The Cornwall Rugby League Association currently has only one member; Cornish Rebels RLFC who were established in 2013 and play in the South West Premier Division. They were joined by Cornwall R.L.F.C. who played in the third tier of the professional game, RFL League One, from 2022 until they folded in 2025.

==History==
The first rugby league matches to take place in Cornwall were a series of exhibition matches between Hull F.C. and Hull Kingston Rovers which took place on three consecutive evenings in June 1962. The first match was at the Mennaye Field (a rugby union ground); the home of Penzance–Newlyn RFC and the former club of Hull Kingston Rovers player Graham Paul. Two more matches took place at Camborne and Falmouth. There was an earlier attempt to introduce rugby league via a Western League in 1912.

| Date | Won | Score | Lost | Venue | Attendance |
|---|---|---|---|---|---|
| 4 June 1962 | Hull | 57–26 | Hull Kingston Rovers | Mennaye Field, Penzance | 2000 |
| 5 June 1962 | Hull | 38−26 | Hull Kingston Rovers | Recreation Ground, Camborne | 1500 |
| 6 June 1962 | Hull | 44−29 | Hull Kingston Rovers | Recreation Ground, Falmouth |  |

The next matches to be played in Cornwall were in 1985 when Mansfield Marksman beat Carlisle in a challenge match at Penlee Park, Penzance and two Doncaster teams played each other at Looe in a second challenge match. The formation of the South West League in 1984−85 saw two amateur teams from Cheltenham and Bristol play at Ludgvan.

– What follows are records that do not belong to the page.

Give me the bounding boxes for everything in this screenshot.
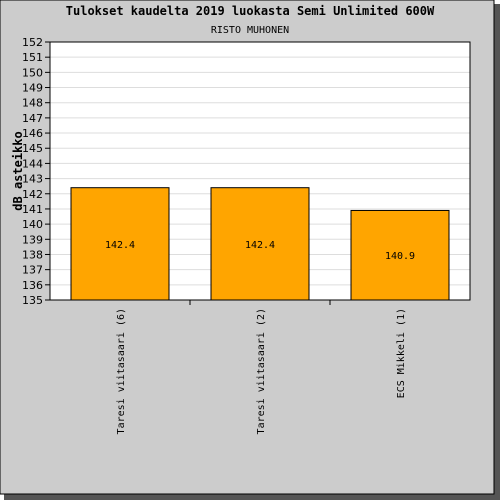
y-tick-label: 138 [22, 248, 43, 261]
y-tick-label: 150 [22, 66, 43, 79]
y-tick-label: 147 [22, 112, 43, 125]
chart-subtitle: RISTO MUHONEN [211, 25, 289, 36]
bars: 142.4 142.4 140.9 [70, 187, 450, 301]
y-tick-label: 136 [22, 279, 43, 292]
x-tick-label: Taresi viitasaari (6) [116, 308, 127, 434]
x-tick-label: ECS Mikkeli (1) [396, 308, 407, 398]
chart-title: Tulokset kaudelta 2019 luokasta Semi Unl… [66, 4, 435, 18]
y-axis-ticks: 135 136 137 138 139 140 141 142 143 144 145 146 147 1… [22, 36, 50, 307]
y-tick-label: 149 [22, 82, 43, 95]
plot-border [49, 41, 471, 301]
y-tick-label: 142 [22, 188, 43, 201]
y-tick-label: 151 [22, 51, 43, 64]
bar [70, 187, 170, 301]
y-tick-label: 148 [22, 97, 43, 110]
y-tick-label: 145 [22, 142, 43, 155]
y-tick-label: 137 [22, 264, 43, 277]
y-tick-label: 140 [22, 218, 43, 231]
y-tick-label: 152 [22, 36, 43, 49]
y-tick-label: 143 [22, 173, 43, 186]
y-axis-label: dB asteikko [11, 131, 25, 210]
y-tick-label: 146 [22, 127, 43, 140]
y-tick-label: 141 [22, 203, 43, 216]
x-tick-label: Taresi viitasaari (2) [256, 308, 267, 434]
y-tick-label: 135 [22, 294, 43, 307]
bar [210, 187, 310, 301]
bar [350, 209, 450, 301]
bar-value-label: 142.4 [105, 240, 135, 251]
y-tick-label: 139 [22, 233, 43, 246]
y-tick-label: 144 [22, 157, 43, 170]
bar-value-label: 142.4 [245, 240, 275, 251]
x-axis-ticks: Taresi viitasaari (6) Taresi viitasaari (… [116, 300, 407, 434]
bar-value-label: 140.9 [385, 251, 415, 262]
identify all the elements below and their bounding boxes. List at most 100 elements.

==Martin Roddy MBE Trophy==
On 16 September 2010 the first team to represent Cornwall took to the field to play Devon at the Rectory Ground, Devonport.
 In 2012 the match was renamed from the Tamar Cup to the Martin Roddy MBE Trophy.

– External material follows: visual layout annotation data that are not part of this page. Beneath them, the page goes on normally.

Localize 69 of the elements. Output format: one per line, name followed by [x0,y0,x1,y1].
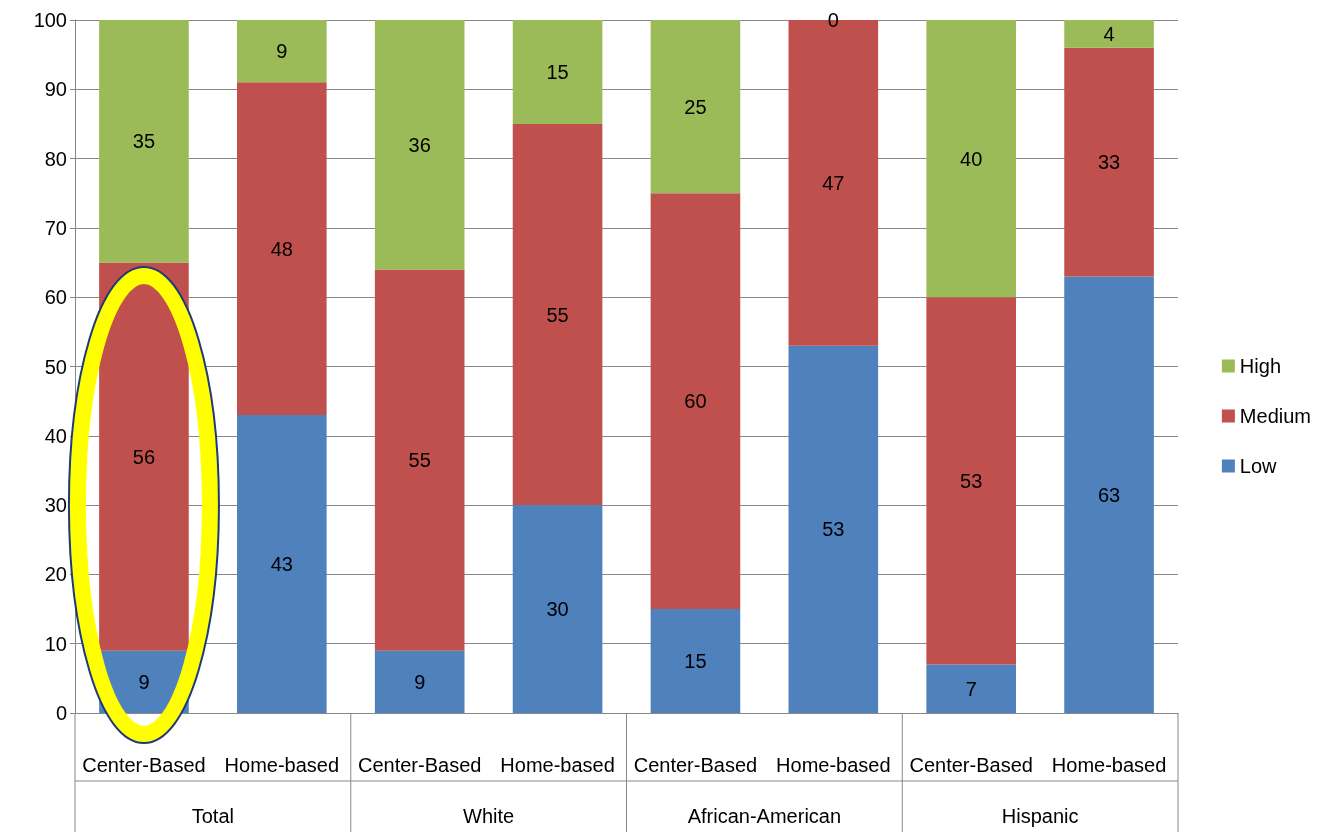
bar [788,345,879,713]
data-label: 43 [270,553,293,576]
text: Hispanic [1001,805,1079,827]
bar [650,193,741,610]
text: White [463,805,515,827]
data-label: 7 [965,677,977,700]
data-label: 35 [132,130,156,153]
bar [1064,20,1154,48]
bar [237,415,327,713]
y-tick-label: 0 [55,702,67,724]
y-tick-label: 20 [44,563,67,586]
x-tick-label: Center-Based [82,754,206,776]
data-label: 4 [1103,22,1115,45]
legend-label: High [1239,355,1282,377]
x-tick-label: Home-based [500,754,615,776]
data-label: 30 [546,598,569,621]
data-label: 53 [960,469,983,492]
bar [374,269,465,651]
y-tick-label: 50 [44,355,67,378]
y-tick-label: 40 [44,424,67,447]
data-label: 55 [546,303,569,326]
x-tick-label: Home-based [224,754,340,776]
data-label: 36 [408,133,431,156]
bar [650,609,741,713]
legend-label: Low [1239,455,1278,477]
bar [1064,47,1154,277]
bar [926,20,1016,298]
x-tick-label: Center-Based [909,754,1033,776]
bar [512,20,603,124]
data-label: 60 [684,390,707,413]
bar [374,20,465,270]
data-label: 9 [138,670,150,693]
legend-label: Medium [1239,405,1312,427]
data-label: 53 [822,518,845,541]
data-label: 55 [408,449,431,472]
data-label: 9 [276,40,288,63]
data-label: 63 [1097,483,1121,506]
x-tick-label: Home-based [1051,754,1167,776]
y-tick-label: 60 [44,286,67,309]
data-label: 15 [684,650,707,673]
y-tick-label: 80 [44,147,67,170]
x-tick-label: Home-based [776,754,891,776]
data-label: 40 [960,147,983,170]
data-label: 25 [684,95,707,118]
data-label: 33 [1097,151,1121,174]
bar [512,505,603,713]
bar [237,20,327,83]
text: African-American [687,805,842,827]
text: Total [191,805,234,827]
x-tick-label: Center-Based [633,754,758,776]
bar [99,20,189,263]
data-label: 47 [822,171,845,194]
data-label: 15 [546,60,569,83]
bar [237,82,327,416]
y-tick-label: 100 [33,9,67,31]
y-tick-label: 90 [44,78,67,101]
data-label: 56 [132,445,156,468]
y-tick-label: 10 [44,632,67,655]
bar [1064,276,1154,713]
data-label: 9 [414,670,426,693]
bar [650,20,741,194]
bar [512,123,603,506]
bar [926,664,1016,713]
data-label: 48 [270,237,293,260]
bar [374,650,465,713]
y-tick-label: 30 [44,494,67,517]
x-tick-label: Center-Based [357,754,482,776]
bar [926,297,1016,665]
y-tick-label: 70 [44,216,67,239]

| Date | Won | Score | Lost | Venue | Attendance | Match report |
|---|---|---|---|---|---|---|
| 16 September 2010 | Devon | 44–20 | Cornwall | Rectory Field, Plymouth |  |  |
| 24 August 2011 | Devon | 54–12 | Cornwall | Mennaye Field, Penzance |  |  |
| 29 August 2012 | Cornwall | 32–24 | Devon | Bitton Park, Teignmouth |  |  |
| 21 August 2013 | Cornwall | 36–26 | Devon | Recreation Ground, Redruth | 300 |  |
| 2015 | Devon |  | Cornwall | Recreation Ground, Redruth |  |  |
| 4 July 2015 | Cornwall | 40–34 | Devon | Polson Bridge, Launceston |  |  |
| 23 August 2015 |  |  |  | Bitton Park, Teignmouth |  |  |

- The 2011 match was sponsored by Leeds Rhinos as part of their commitment to develop the game in the south-west.
- The 2015 matches are contested as the County of Origin series

==Cornish Rebels==
In March 2013 the first ever rugby league club was established in Cornwall. Cornish Rebels RLFC currently play in the South West Rugby League against Devon Sharks, Exeter Centurions, North Devon Raiders, Plymouth Titans and Somerset Vikings A. Their home matches are played at The Recreation Ground, home of rugby union club Redruth.

==Semi-professional club==
Cornwall R.L.F.C. joined the professional league system in 2022, playing in the third tier RFL League 1. The club folded in 2025 due to financial problems.